Starling Lab demonstrates how decentralized technologies can establish trust in the digital age, applying cryptographic integrity and Web3 standards to protect journalism, history, and human-rights data worldwide.

  • Challenge

    Data integrity in the digital age is undermined by manipulation, misattribution, and centralized control, making it difficult to verify when, where, and by whom content was created—eroding public trust in media and historical records.

  • Solution

    The Starling Framework for Data Integrity uses cryptography, blockchain, and decentralized storage to create an end-to-end trust pipeline—Capture, Store, Verify—that keeps digital information provable, traceable, and tamper-resistant.

  • Results

    Starling Lab is proving the real-world impact of decentralized technology to restore digital trust, with its framework now adopted by major media outlets, universities, and nonprofits to preserve authentic records and safeguard truth for future generations.

Overview

The Starling Lab—co-founded by the USC Shoah Foundation and Stanford University's Department of Electrical Engineering, with support from Protocol Labs and the Filecoin Foundation for the Decentralized Web—was created to establish trust in digital records of human history. Using decentralized storage, cryptography, and open-source verification tools, Starling Lab helps journalists, researchers, and human rights defenders preserve data authenticity and provenance in an age of misinformation

Challenge

  • The internet and associated technologies have dramatically changed how we record experiences, publish content and govern truth. FFDW notes that while digital connectivity empowers people globally, it also makes it easier for mis‐/disinformation, manipulation, and deepfakes to proliferate.
  • Digital content is highly vulnerable: original capture metadata may be lost, attribution unclear, links or hosting may vanish ("link rot"), and centralized platforms can become single points of failure. Starling Lab emphasises that the "root of trust" must be captured as close to source as possible.
  • Institutions working in journalism, history, human rights, and legal evidence struggle to reliably prove provenance, authenticity and integrity of digital assets—especially under conditions of risk, conflict, or political suppression.

Solution

Starling Lab’s solution is articulated through a three-phase framework: Capture → Store → Verify, combined with a broader design principle of "Authenticity-by-Design". From the FFDW blog:

  • Capture: At the moment of creation or ingestion of digital content—photos, video, audio, websites—metadata is collected: timestamps, GPS coordinates, device metadata. Creators are empowered to control what provenance data is released (respecting privacy). Example: Project "Dokaz" in Ukraine captured data for legal submission with chain-of-custody metadata.
  • Store: Once captured, assets (and their metadata) are stored on decentralized, content-addressed networks (e.g., IPFS, the Filecoin network, etc.). Starling Lab uses its "Integrity Pipeline": encryption, attestations (authsign certificates), automated metadata processing, and anchoring to distributed storage for redundancy & long-term availability.
  • Verify: The provenance and authenticity of assets are made auditable via human and machine workflows: expert attestations, registration of content IDs on blockchains, consumption tools that allow users to inspect trust signals. Audiences can evaluate trustworthiness of digital content themselves.

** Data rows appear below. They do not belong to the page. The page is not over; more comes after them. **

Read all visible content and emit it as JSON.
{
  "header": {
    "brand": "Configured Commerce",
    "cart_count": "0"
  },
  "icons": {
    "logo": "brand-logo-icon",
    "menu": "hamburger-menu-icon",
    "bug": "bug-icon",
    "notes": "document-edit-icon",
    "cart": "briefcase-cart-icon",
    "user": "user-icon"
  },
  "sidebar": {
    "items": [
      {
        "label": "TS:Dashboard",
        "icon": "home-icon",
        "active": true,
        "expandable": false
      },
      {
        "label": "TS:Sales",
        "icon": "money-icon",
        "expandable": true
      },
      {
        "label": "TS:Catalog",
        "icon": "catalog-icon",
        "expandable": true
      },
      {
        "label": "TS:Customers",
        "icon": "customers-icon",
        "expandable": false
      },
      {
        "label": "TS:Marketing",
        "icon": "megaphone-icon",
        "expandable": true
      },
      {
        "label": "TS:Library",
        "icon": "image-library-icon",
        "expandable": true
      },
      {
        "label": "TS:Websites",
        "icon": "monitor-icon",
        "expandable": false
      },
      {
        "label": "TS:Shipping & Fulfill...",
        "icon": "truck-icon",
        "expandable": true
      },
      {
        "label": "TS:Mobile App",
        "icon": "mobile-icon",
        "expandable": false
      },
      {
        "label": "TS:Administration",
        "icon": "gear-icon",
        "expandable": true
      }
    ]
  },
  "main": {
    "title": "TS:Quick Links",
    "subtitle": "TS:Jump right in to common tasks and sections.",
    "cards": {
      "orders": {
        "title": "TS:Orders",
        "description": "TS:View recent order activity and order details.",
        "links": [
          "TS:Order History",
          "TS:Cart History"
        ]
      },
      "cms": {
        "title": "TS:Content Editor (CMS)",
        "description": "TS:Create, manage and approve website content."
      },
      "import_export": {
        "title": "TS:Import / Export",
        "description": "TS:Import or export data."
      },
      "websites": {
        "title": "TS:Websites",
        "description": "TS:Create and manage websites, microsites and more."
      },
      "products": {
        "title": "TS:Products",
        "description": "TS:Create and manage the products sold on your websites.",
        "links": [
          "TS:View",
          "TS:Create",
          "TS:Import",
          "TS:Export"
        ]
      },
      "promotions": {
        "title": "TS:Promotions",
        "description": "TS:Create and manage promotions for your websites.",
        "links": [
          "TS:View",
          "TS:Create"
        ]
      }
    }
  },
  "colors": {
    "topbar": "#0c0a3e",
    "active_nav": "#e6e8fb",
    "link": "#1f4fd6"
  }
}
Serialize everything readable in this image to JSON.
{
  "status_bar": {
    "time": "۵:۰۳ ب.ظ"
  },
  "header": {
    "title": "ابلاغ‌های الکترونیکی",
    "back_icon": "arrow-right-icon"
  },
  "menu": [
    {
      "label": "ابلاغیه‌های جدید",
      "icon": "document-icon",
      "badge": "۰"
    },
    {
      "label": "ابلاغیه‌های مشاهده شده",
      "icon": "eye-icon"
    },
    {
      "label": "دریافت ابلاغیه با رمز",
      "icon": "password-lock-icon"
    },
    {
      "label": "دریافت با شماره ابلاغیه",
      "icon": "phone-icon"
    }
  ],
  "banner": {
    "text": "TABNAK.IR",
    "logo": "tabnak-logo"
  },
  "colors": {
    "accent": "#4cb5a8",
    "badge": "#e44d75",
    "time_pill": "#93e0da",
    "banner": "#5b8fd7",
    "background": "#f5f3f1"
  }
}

Additionally, Starling Lab embraces an "Authentcity by Design" philosophy: embedding verifiable markers of provenance, ensuring persistence (via decentralised systems), verifiability, accountability, and respecting privacy from the start.

Results

The Starling Framework has been successfully deployed in multiple high-impact contexts:

  • Uploading and preserving over 56,000 testimonies from genocide survivors (via USC Shoah Foundation) to IPFS & Filecoin, including capture of new interviews with trusted provenance metadata.
  • Submissions to the International Criminal Court (ICC) via Project Dokaz in Ukraine: establishing methodology for war-crimes evidence capture and preservation. Support for a Reuters project documenting the 2020 U.S. presidential transition (the "78 Days" project), using image-authentication workflows and decentralized storage.
  • Demonstrable deployment of the framework across journalism, legal and historical fields, thereby showing real-world proof of how decentralised web technologies can support social-impact missions.